With this month’s announcements of two highly effective Covid-19 vaccines, enough Americans should be inoculated over next spring and summer for normal life to begin to resume. It won’t be quite the same as before, though: Our behavior will have changed, with profound effects on the economy.

Any of these changes on their own could well have redirected tens or hundreds of billions of dollars in government and consumer spending from one place to another, but they are all happening at the same time. Some of the trillions of dollars’ worth of aircraft, cruise ships, gyms, shopping malls, office buildings, hotels and convention halls have been sitting idle may not be needed even after it is safe to use them. Others like e-commerce infrastructure can’t be built fast enough.

First we have to get through the next several months.
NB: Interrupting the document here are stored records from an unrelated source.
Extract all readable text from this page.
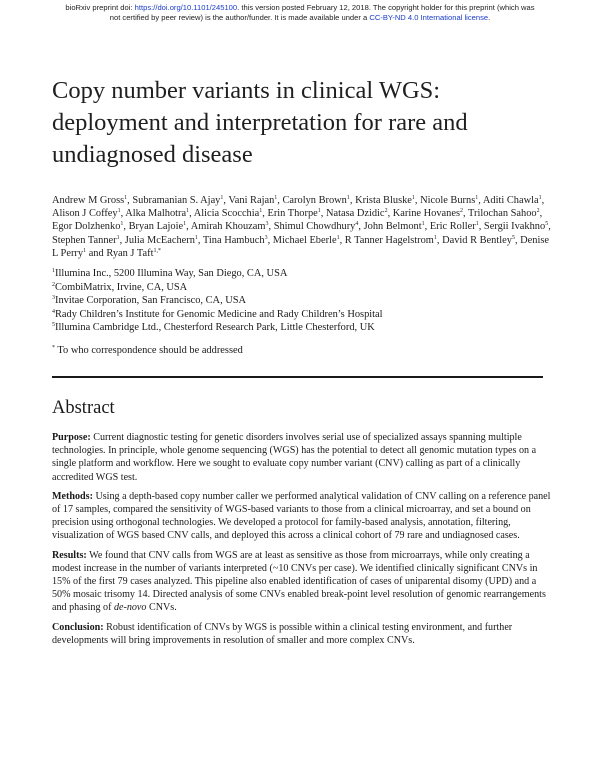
bioRxiv preprint doi: https://doi.org/10.1101/245100. this version posted February 12, 2018. The copyright holder for this preprint (which was
not certified by peer review) is the author/funder. It is made available under a CC-BY-ND 4.0 International license.
Copy number variants in clinical WGS: deployment and interpretation for rare and undiagnosed disease
Andrew M Gross$^1$, Subramanian S. Ajay$^1$, Vani Rajan$^1$, Carolyn Brown$^1$, Krista Bluske$^1$, Nicole Burns$^1$, Aditi Chawla$^1$, Alison J Coffey$^1$, Alka Malhotra$^1$, Alicia Scocchia$^1$, Erin Thorpe$^1$, Natasa Dzidic$^2$, Karine Hovanes$^2$, Trilochan Sahoo$^2$, Egor Dolzhenko$^1$, Bryan Lajoie$^1$, Amirah Khouzam$^3$, Shimul Chowdhury$^4$, John Belmont$^1$, Eric Roller$^1$, Sergii Ivakhno$^5$, Stephen Tanner$^1$, Julia McEachern$^1$, Tina Hambuch$^3$, Michael Eberle$^1$, R Tanner Hagelstrom$^1$, David R Bentley$^5$, Denise L Perry$^1$ and Ryan J Taft$^{1,*}$
$^1$Illumina Inc., 5200 Illumina Way, San Diego, CA, USA
$^2$CombiMatrix, Irvine, CA, USA
$^3$Invitae Corporation, San Francisco, CA, USA
$^4$Rady Children’s Institute for Genomic Medicine and Rady Children’s Hospital
$^5$Illumina Cambridge Ltd., Chesterford Research Park, Little Chesterford, UK
* To who correspondence should be addressed
Abstract

Purpose: Current diagnostic testing for genetic disorders involves serial use of specialized assays spanning multiple technologies. In principle, whole genome sequencing (WGS) has the potential to detect all genomic mutation types on a single platform and workflow. Here we sought to evaluate copy number variant (CNV) calling as part of a clinically accredited WGS test.

Methods: Using a depth-based copy number caller we performed analytical validation of CNV calling on a reference panel of 17 samples, compared the sensitivity of WGS-based variants to those from a clinical microarray, and set a bound on precision using orthogonal technologies. We developed a protocol for family-based analysis, annotation, filtering, visualization of WGS based CNV calls, and deployed this across a clinical cohort of 79 rare and undiagnosed cases.

Results: We found that CNV calls from WGS are at least as sensitive as those from microarrays, while only creating a modest increase in the number of variants interpreted (~10 CNVs per case). We identified clinically significant CNVs in 15% of the first 79 cases analyzed. This pipeline also enabled identification of cases of uniparental disomy (UPD) and a 50% mosaic trisomy 14. Directed analysis of some CNVs enabled break-point level resolution of genomic rearrangements and phasing of de-novo CNVs.

Conclusion: Robust identification of CNVs by WGS is possible within a clinical testing environment, and further developments will bring improvements in resolution of smaller and more complex CNVs.
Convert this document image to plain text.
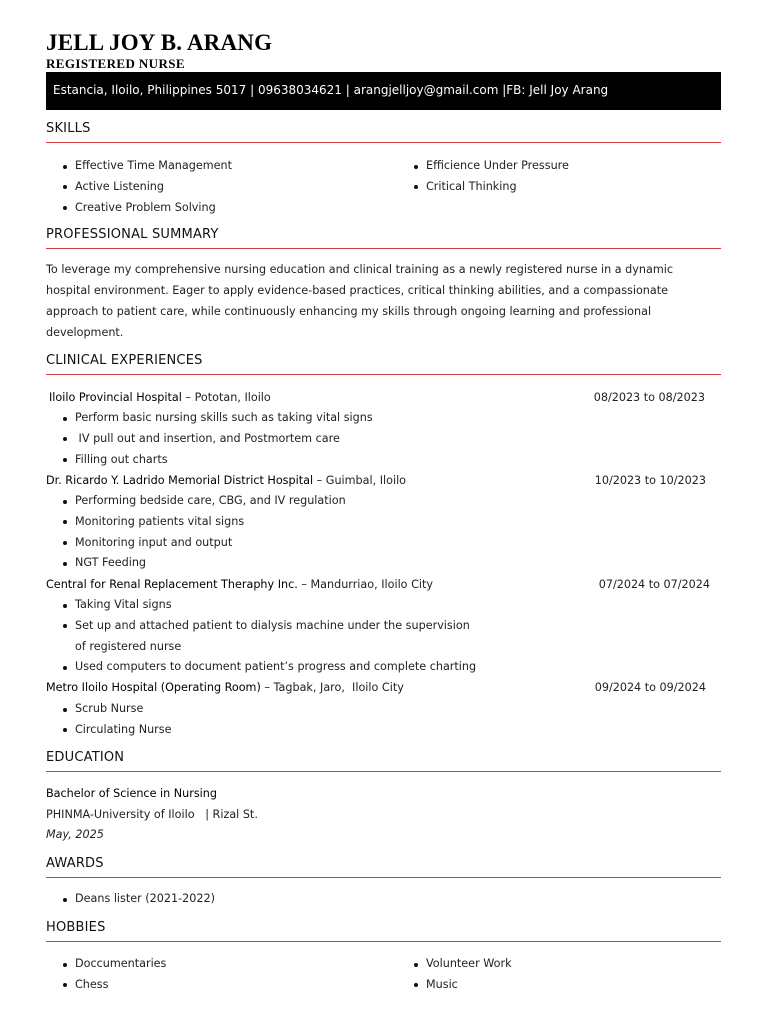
JELL JOY B. ARANG
REGISTERED NURSE
Estancia, Iloilo, Philippines 5017 | 09638034621 | arangjelljoy@gmail.com |FB: Jell Joy Arang
SKILLS
Effective Time Management
Active Listening
Creative Problem Solving
Efficience Under Pressure
Critical Thinking
PROFESSIONAL SUMMARY

To leverage my comprehensive nursing education and clinical training as a newly registered nurse in a dynamic hospital environment. Eager to apply evidence-based practices, critical thinking abilities, and a compassionate approach to patient care, while continuously enhancing my skills through ongoing learning and professional development.

CLINICAL EXPERIENCES
Iloilo Provincial Hospital – Pototan, Iloilo	08/2023 to 08/2023
Perform basic nursing skills such as taking vital signs
IV pull out and insertion, and Postmortem care
Filling out charts
Dr. Ricardo Y. Ladrido Memorial District Hospital – Guimbal, Iloilo	10/2023 to 10/2023
Performing bedside care, CBG, and IV regulation
Monitoring patients vital signs
Monitoring input and output
NGT Feeding
Central for Renal Replacement Theraphy Inc. – Mandurriao, Iloilo City	07/2024 to 07/2024
Taking Vital signs
Set up and attached patient to dialysis machine under the supervision
of registered nurse
Used computers to document patient’s progress and complete charting
Metro Iloilo Hospital (Operating Room) – Tagbak, Jaro,  Iloilo City	09/2024 to 09/2024
Scrub Nurse
Circulating Nurse
EDUCATION
Bachelor of Science in Nursing
PHINMA-University of Iloilo   | Rizal St.
May, 2025
AWARDS
Deans lister (2021-2022)
HOBBIES
Doccumentaries
Chess
Volunteer Work
Music
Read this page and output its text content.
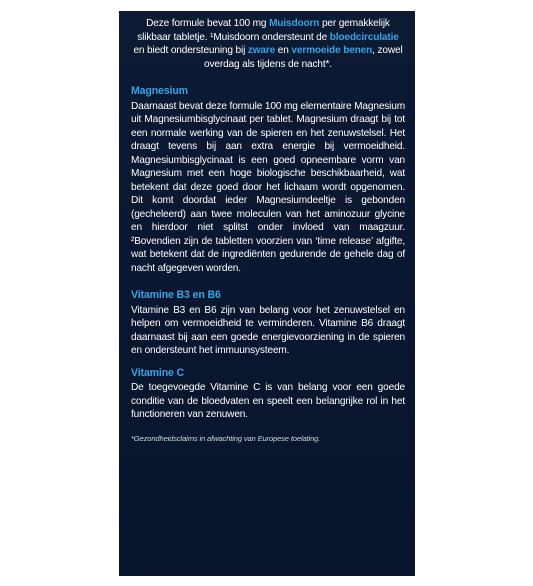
Deze formule bevat 100 mg Muisdoorn per gemakkelijk slikbaar tabletje. ¹Muisdoorn ondersteunt de bloedcirculatie en biedt ondersteuning bij zware en vermoeide benen, zowel overdag als tijdens de nacht*.

Magnesium

Daarnaast bevat deze formule 100 mg elementaire Magnesium uit Magnesiumbisglycinaat per tablet. Magnesium draagt bij tot een normale werking van de spieren en het zenuwstelsel. Het draagt tevens bij aan extra energie bij vermoeidheid. Magnesiumbisglycinaat is een goed opneembare vorm van Magnesium met een hoge biologische beschikbaarheid, wat betekent dat deze goed door het lichaam wordt opgenomen. Dit komt doordat ieder Magnesiumdeeltje is gebonden (gecheleerd) aan twee moleculen van het aminozuur glycine en hierdoor niet splitst onder invloed van maagzuur. ²Bovendien zijn de tabletten voorzien van ‘time release’ afgifte, wat betekent dat de ingrediënten gedurende de gehele dag of nacht afgegeven worden.

Vitamine B3 en B6

Vitamine B3 en B6 zijn van belang voor het zenuwstelsel en helpen om vermoeidheid te verminderen. Vitamine B6 draagt daarnaast bij aan een goede energievoorziening in de spieren en ondersteunt het immuunsysteem.

Vitamine C

De toegevoegde Vitamine C is van belang voor een goede conditie van de bloedvaten en speelt een belangrijke rol in het functioneren van zenuwen.

*Gezondheidsclaims in afwachting van Europese toelating.
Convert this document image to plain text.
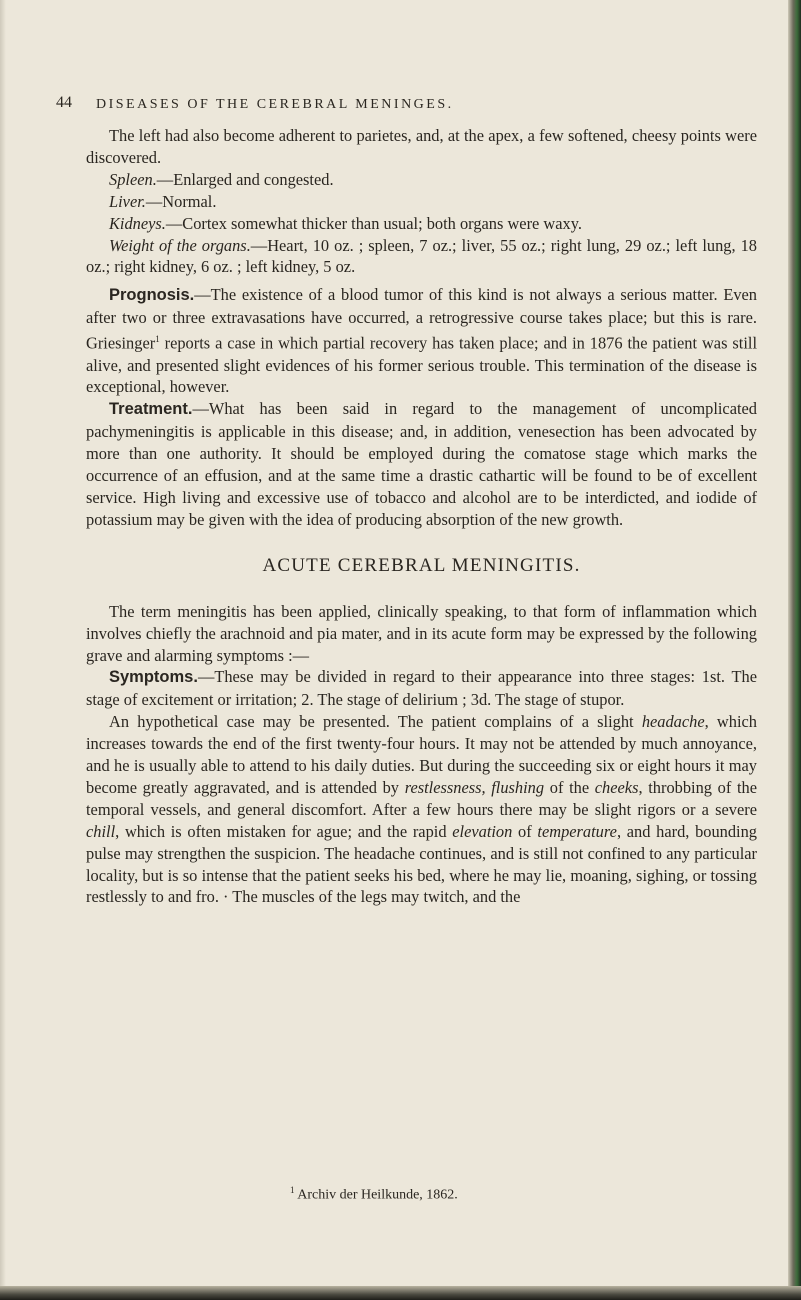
44 DISEASES OF THE CEREBRAL MENINGES.

The left had also become adherent to parietes, and, at the apex, a few softened, cheesy points were discovered.

Spleen.—Enlarged and congested.

Liver.—Normal.

Kidneys.—Cortex somewhat thicker than usual; both organs were waxy.

Weight of the organs.—Heart, 10 oz. ; spleen, 7 oz.; liver, 55 oz.; right lung, 29 oz.; left lung, 18 oz.; right kidney, 6 oz. ; left kidney, 5 oz.

Prognosis.—The existence of a blood tumor of this kind is not always a serious matter. Even after two or three extravasations have occurred, a retrogressive course takes place; but this is rare. Griesinger$^1$ reports a case in which partial recovery has taken place; and in 1876 the patient was still alive, and presented slight evidences of his former serious trouble. This termination of the disease is exceptional, however.

Treatment.—What has been said in regard to the management of uncomplicated pachymeningitis is applicable in this disease; and, in addition, venesection has been advocated by more than one authority. It should be employed during the comatose stage which marks the occurrence of an effusion, and at the same time a drastic cathartic will be found to be of excellent service. High living and excessive use of tobacco and alcohol are to be interdicted, and iodide of potassium may be given with the idea of producing absorption of the new growth.

ACUTE CEREBRAL MENINGITIS.

The term meningitis has been applied, clinically speaking, to that form of inflammation which involves chiefly the arachnoid and pia mater, and in its acute form may be expressed by the following grave and alarming symptoms :—

Symptoms.—These may be divided in regard to their appearance into three stages: 1st. The stage of excitement or irritation; 2. The stage of delirium ; 3d. The stage of stupor.

An hypothetical case may be presented. The patient complains of a slight headache, which increases towards the end of the first twenty-four hours. It may not be attended by much annoyance, and he is usually able to attend to his daily duties. But during the succeeding six or eight hours it may become greatly aggravated, and is attended by restlessness, flushing of the cheeks, throbbing of the temporal vessels, and general discomfort. After a few hours there may be slight rigors or a severe chill, which is often mistaken for ague; and the rapid elevation of temperature, and hard, bounding pulse may strengthen the suspicion. The headache continues, and is still not confined to any particular locality, but is so intense that the patient seeks his bed, where he may lie, moaning, sighing, or tossing restlessly to and fro. · The muscles of the legs may twitch, and the

$^1$ Archiv der Heilkunde, 1862.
With new cases rising again throughout the country, more people’s livelihoods will be damaged and more businesses will be driven to the brink. The losses have been most acute among service-sector businesses — especially smaller ones. Many have failed and the danger is that, with financial resources running thin during this latest Covid upsurge, more will follow in the months ahead. As a result, some of the millions of people who were put out of work by the crisis won’t have jobs to come back to when it ends.

The longer they remain out of work, the more their skills erode and the harder it is for them to find work again. That, in turn, can lower the pace at which the economy is able to grow. Those who work in some of the hardest-hit industries, such as restaurants and hotels, could have the hardest time overcoming the setbacks suffered from the crisis. The gaps between rich and poor could widen as a result.